Celownikiem są trzy osoby
Z nieoficjalnych przecieków wynika, że na celowniku są trzy osoby z pierwszego szeregu rządu, którym zarzuca się brak efektów, zbyt wolne tempo reform lub problemy z komunikacją ze społeczeństwem. Oto nazwiska, które najczęściej pojawiają się w rozmowach o rekonstrukcji:
* Bodnar: Największym problemem jest brak szybkich, medialnych sukcesów.

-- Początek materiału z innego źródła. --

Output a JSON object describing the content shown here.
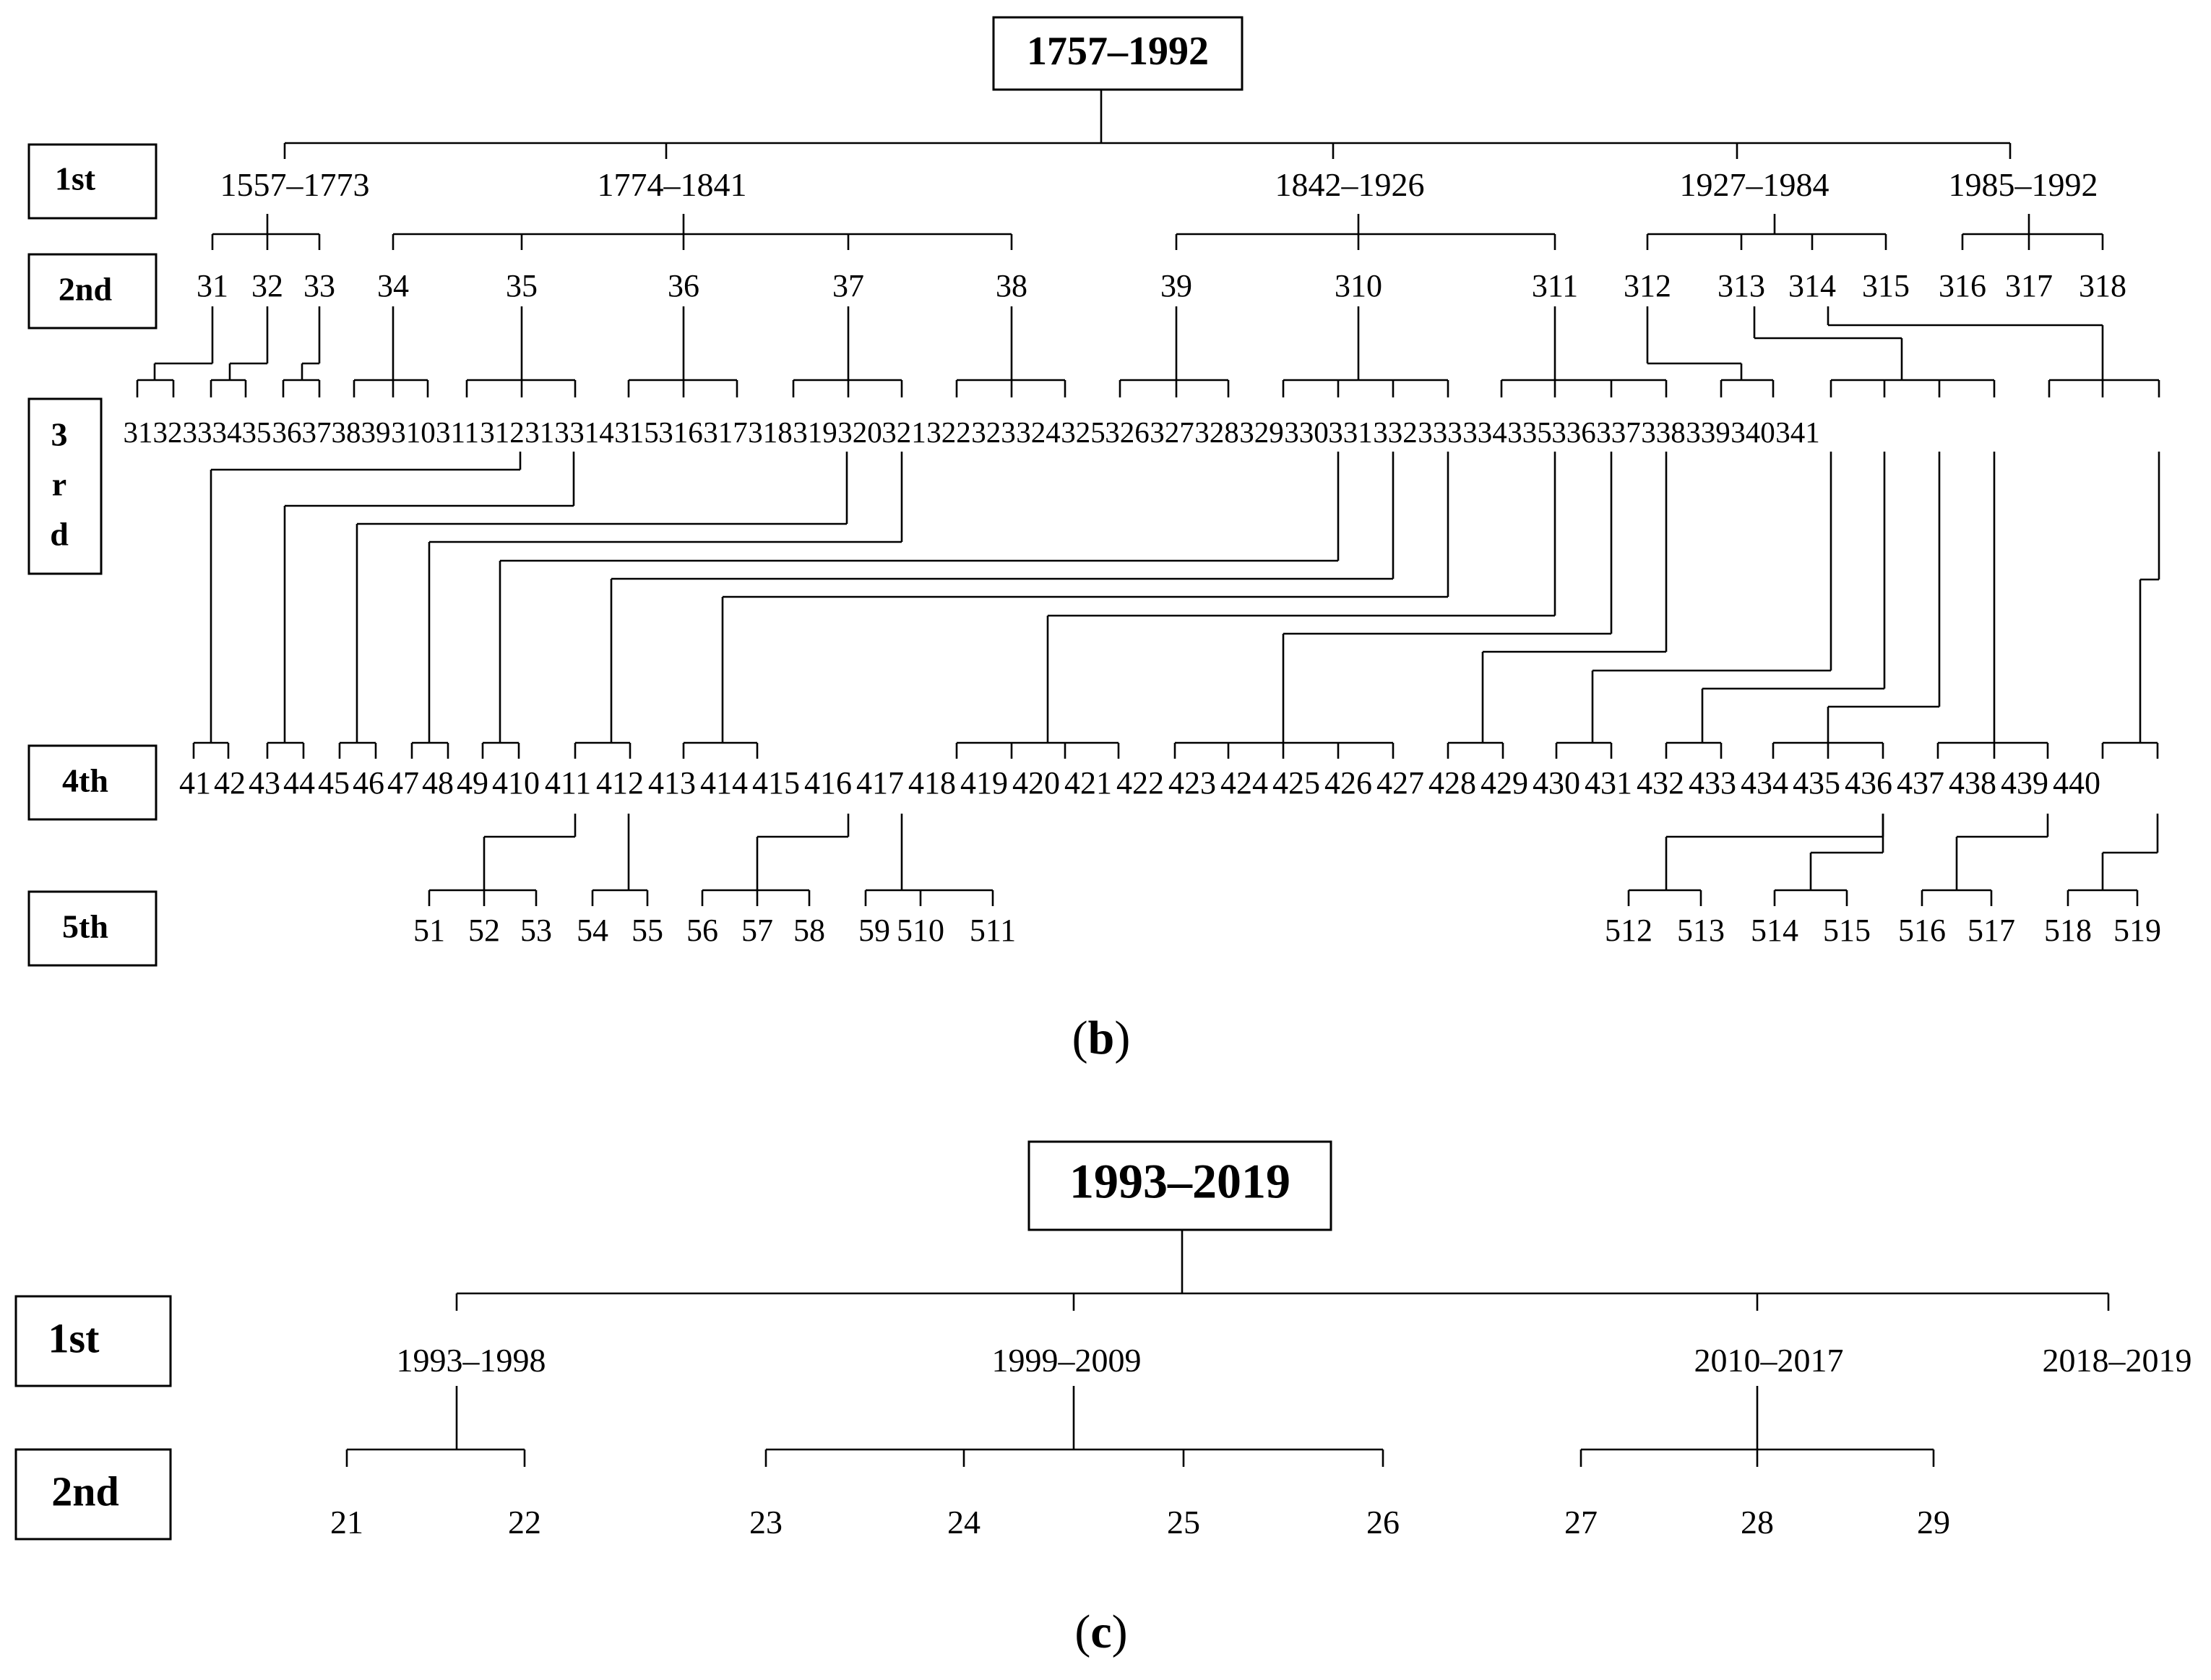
{
  "panel_b": {
    "caption_letter": "b",
    "root": "1757–1992",
    "level_labels": [
      "1st",
      "2nd",
      "3",
      "r",
      "d",
      "4th",
      "5th"
    ],
    "first": [
      "1557–1773",
      "1774–1841",
      "1842–1926",
      "1927–1984",
      "1985–1992"
    ],
    "second": [
      "31",
      "32",
      "33",
      "34",
      "35",
      "36",
      "37",
      "38",
      "39",
      "310",
      "311",
      "312",
      "313",
      "314",
      "315",
      "316",
      "317",
      "318"
    ],
    "third": [
      "31",
      "32",
      "33",
      "34",
      "35",
      "36",
      "37",
      "38",
      "39",
      "310",
      "311",
      "312",
      "313",
      "314",
      "315",
      "316",
      "317",
      "318",
      "319",
      "320",
      "321",
      "322",
      "323",
      "324",
      "325",
      "326",
      "327",
      "328",
      "329",
      "330",
      "331",
      "332",
      "333",
      "334",
      "335",
      "336",
      "337",
      "338",
      "339",
      "340",
      "341"
    ],
    "fourth": [
      "41",
      "42",
      "43",
      "44",
      "45",
      "46",
      "47",
      "48",
      "49",
      "410",
      "411",
      "412",
      "413",
      "414",
      "415",
      "416",
      "417",
      "418",
      "419",
      "420",
      "421",
      "422",
      "423",
      "424",
      "425",
      "426",
      "427",
      "428",
      "429",
      "430",
      "431",
      "432",
      "433",
      "434",
      "435",
      "436",
      "437",
      "438",
      "439",
      "440"
    ],
    "fifth": [
      "51",
      "52",
      "53",
      "54",
      "55",
      "56",
      "57",
      "58",
      "59",
      "510",
      "511",
      "512",
      "513",
      "514",
      "515",
      "516",
      "517",
      "518",
      "519"
    ]
  },
  "panel_c": {
    "caption_letter": "c",
    "root": "1993–2019",
    "level_labels": [
      "1st",
      "2nd"
    ],
    "first": [
      "1993–1998",
      "1999–2009",
      "2010–2017",
      "2018–2019"
    ],
    "second": [
      "21",
      "22",
      "23",
      "24",
      "25",
      "26",
      "27",
      "28",
      "29"
    ]
  },
  "caption_open": "(",
  "caption_close": ")"
}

Reformy w wymiarze sprawiedliwości utknęły w Senacie.
* Hennig-Kloska: Pakiet klimatyczny ugrzązł w konsultacjach branżowych.
* Leszczyna: Stoi w ogniu krytyki za przeciągające się rozmowy płacowe z pielęgniarkami.
Tusk miał jasno zakomunikować, że druga połowa roku ma przynieść znaczące sukcesy. Rozmowy personalne mają ruszyć zaraz po wotum zaufania; według RMF, rekonstrukcja planowana jest na lipiec. Scenariusz zakłada ograniczenie liczebności gabinetu. Część ministrów bez teki może zostać zdegradowana do roli pełnomocników rządu.
Dwa Sygnały
Dymisje mają wysłać dwa sygnały: po pierwsze, że premier wciąż kontroluje sytuację mimo rosnącej krytyki wewnątrz Koalicji 15 Października; po drugie, że rząd potrafi reagować na błędy tak szybko, jak jest to tylko możliwe. Jednak każda zmiana tek to wewnętrzne napięcia. Zwłaszcza, że Hennig-Kloska i Leszczyna reprezentują frakcje koalicyjnych partnerów.
Pierwsza Korekta Składu Rządu
Jeśli lipcowa rekonstrukcja dojdzie do skutku, będzie to pierwsza poważna korekta składu rządu od zaprzysiężenia w grudniu 2023 r. i ważny sprawdzian dla autorytetu Donalda Tuska w połowie kadencji. Zgodnie z danymi, 77% Polaków spodziewa się zmian w rządzie, a 62% uważa, że premier powinien podjąć decyzję o rekonstrukcji. Wydaje się, że Donald Tusk jest świadomy tych oczekiwań i przygotowuje się do podjęcia trudnych decyzji.